Так провели мы ещё несколько часов, тесно прижавшись друг к другу, и старались урвать для сна хоть несколько минут. Возня вокруг бывшей конюшни продолжалась всю ночь. Около полувзвода солдат выгребали из конюшни навоз, высыпая его из носилок в яму, расположенную рядом с нашим укрытием.
— Что это они задумали?
Я не знал, но высказал предположение, что немцы могут оборудовать бывшую конюшню или под временный лазарет, либо под казарму для прибывающего пополнения.
— В любом случае, — сказал я, — чем быстрее мы уберёмся отсюда, тем целее будем. Как только немцы уберут помещение, они разберут эту крышу, что над нами, на нары.
— Хорошо, что мы хоть из конюшни успели уйти, — сказала Надя и поёжилась.
— Хорошо. Но ещё лучше, если мы сумеем выскользнуть из этой ловушки.
Однако опасность была гораздо ближе, чем нам казалось. Раздалась команда и от группы немцев, разбиравших стойла конюшни, отделились двое во главе с ефрейтором. Он подвёл солдат к крыше и постучал прикладом по доскам, удовлетворённо говоря «яволь, яволь». Затем отдав ещё какие-то приказания, ефрейтор ушёл, а солдаты, обойдя наше убежище со всех сторон, увидели какую-то наиболее слабую доску и выдрали её из стропил, помогая себе прикладами и ругаясь.
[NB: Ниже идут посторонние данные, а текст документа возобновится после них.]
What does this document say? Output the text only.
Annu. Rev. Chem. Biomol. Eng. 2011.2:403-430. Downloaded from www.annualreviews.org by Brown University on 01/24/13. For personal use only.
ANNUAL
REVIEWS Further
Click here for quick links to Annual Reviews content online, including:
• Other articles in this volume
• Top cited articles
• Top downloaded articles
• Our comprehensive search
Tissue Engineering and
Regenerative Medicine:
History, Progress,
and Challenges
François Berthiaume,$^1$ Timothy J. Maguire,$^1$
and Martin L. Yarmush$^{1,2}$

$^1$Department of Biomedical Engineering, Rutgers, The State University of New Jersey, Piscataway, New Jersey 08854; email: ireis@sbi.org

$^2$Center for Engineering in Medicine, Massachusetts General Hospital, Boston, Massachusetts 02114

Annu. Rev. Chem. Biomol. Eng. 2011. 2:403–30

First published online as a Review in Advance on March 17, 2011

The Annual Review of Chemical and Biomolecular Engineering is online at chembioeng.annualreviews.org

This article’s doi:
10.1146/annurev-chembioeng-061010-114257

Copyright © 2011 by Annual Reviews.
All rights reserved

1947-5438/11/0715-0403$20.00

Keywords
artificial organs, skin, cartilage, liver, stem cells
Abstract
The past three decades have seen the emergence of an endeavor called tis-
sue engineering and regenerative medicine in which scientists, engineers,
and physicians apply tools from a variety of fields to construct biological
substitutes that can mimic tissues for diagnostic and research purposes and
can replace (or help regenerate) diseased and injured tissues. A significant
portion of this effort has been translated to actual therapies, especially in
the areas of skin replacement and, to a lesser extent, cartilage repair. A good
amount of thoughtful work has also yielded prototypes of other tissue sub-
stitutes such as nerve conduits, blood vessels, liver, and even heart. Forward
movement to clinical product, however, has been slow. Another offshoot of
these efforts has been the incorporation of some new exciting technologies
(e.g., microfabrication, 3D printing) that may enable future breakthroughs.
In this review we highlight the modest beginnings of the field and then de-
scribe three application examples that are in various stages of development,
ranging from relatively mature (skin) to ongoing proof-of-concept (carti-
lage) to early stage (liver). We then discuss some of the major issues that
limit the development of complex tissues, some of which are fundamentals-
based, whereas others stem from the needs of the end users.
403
Доска была длинная и, видимо, тяжёлая, потому что отойдя на десяток метров, немцы бросили её на землю и закурили. Постояв, они не спеша потащили доску дальше.
Положение было критическим. Если мы не успеем выбраться из своего угла, кто даст гарантию, что уже сейчас сюда не придёт целое отделение с ломами, и мы не будем обнаружены.
— Надо уходить, — сказал я Наде.
— Я поползу первой, ты за мной, — шепнула она, — сразу за этим сараем — глубокая канава. Как только я выйду, ползи за мной. Канава идёт до самого леса. Это метров сорок. Ну, я пошла.
И она бесшумно исчезла. Минутой позже, крепко сжимая автомат, двинулся и я. У выхода из сарая я остановился и бросил быстрый взгляд вокруг. Деревня вокруг аэродрома не спала. В домах, занятых офицерами, горели огни, у крыльца стояли часовые. Проехал мотоциклист в дальнем краю села, мелькнул и исчез парный патруль. Всё это я уже не раз видел с сеновала бывшей конюшни, но то был взгляд сверху, взгляд из безопасного убежища. Теперь это была смерть, и она бродила рядом, громко топая сапогами и переговариваясь на чужом языке.
Канава, как и говорила Надя, была прямо за сараем, она едва ли не доверху была засыпана влажными листьями. Я почти закопался в них и стал медленно ползти прочь от сарая. Время от времени я замирал, лежал так некоторое время совершенно недвижимо, чуть выставив ухо наружу. Затем, убедившись в отсутствии опасности, снова сантиметр за сантиметром оставляя за собою ещё один участок спасительной канавы, не видя даже, а чувствуя, как приближаюсь к спасительной громаде леса. Когда по краям канавы появились густые кусты и первые деревья, я рискнул высунуть голову и огляделся. Совсем неподалёку я заметил тёмный силуэт. Это была Надя, и она ждала меня. Как и я, она вся была в мокрых листьях.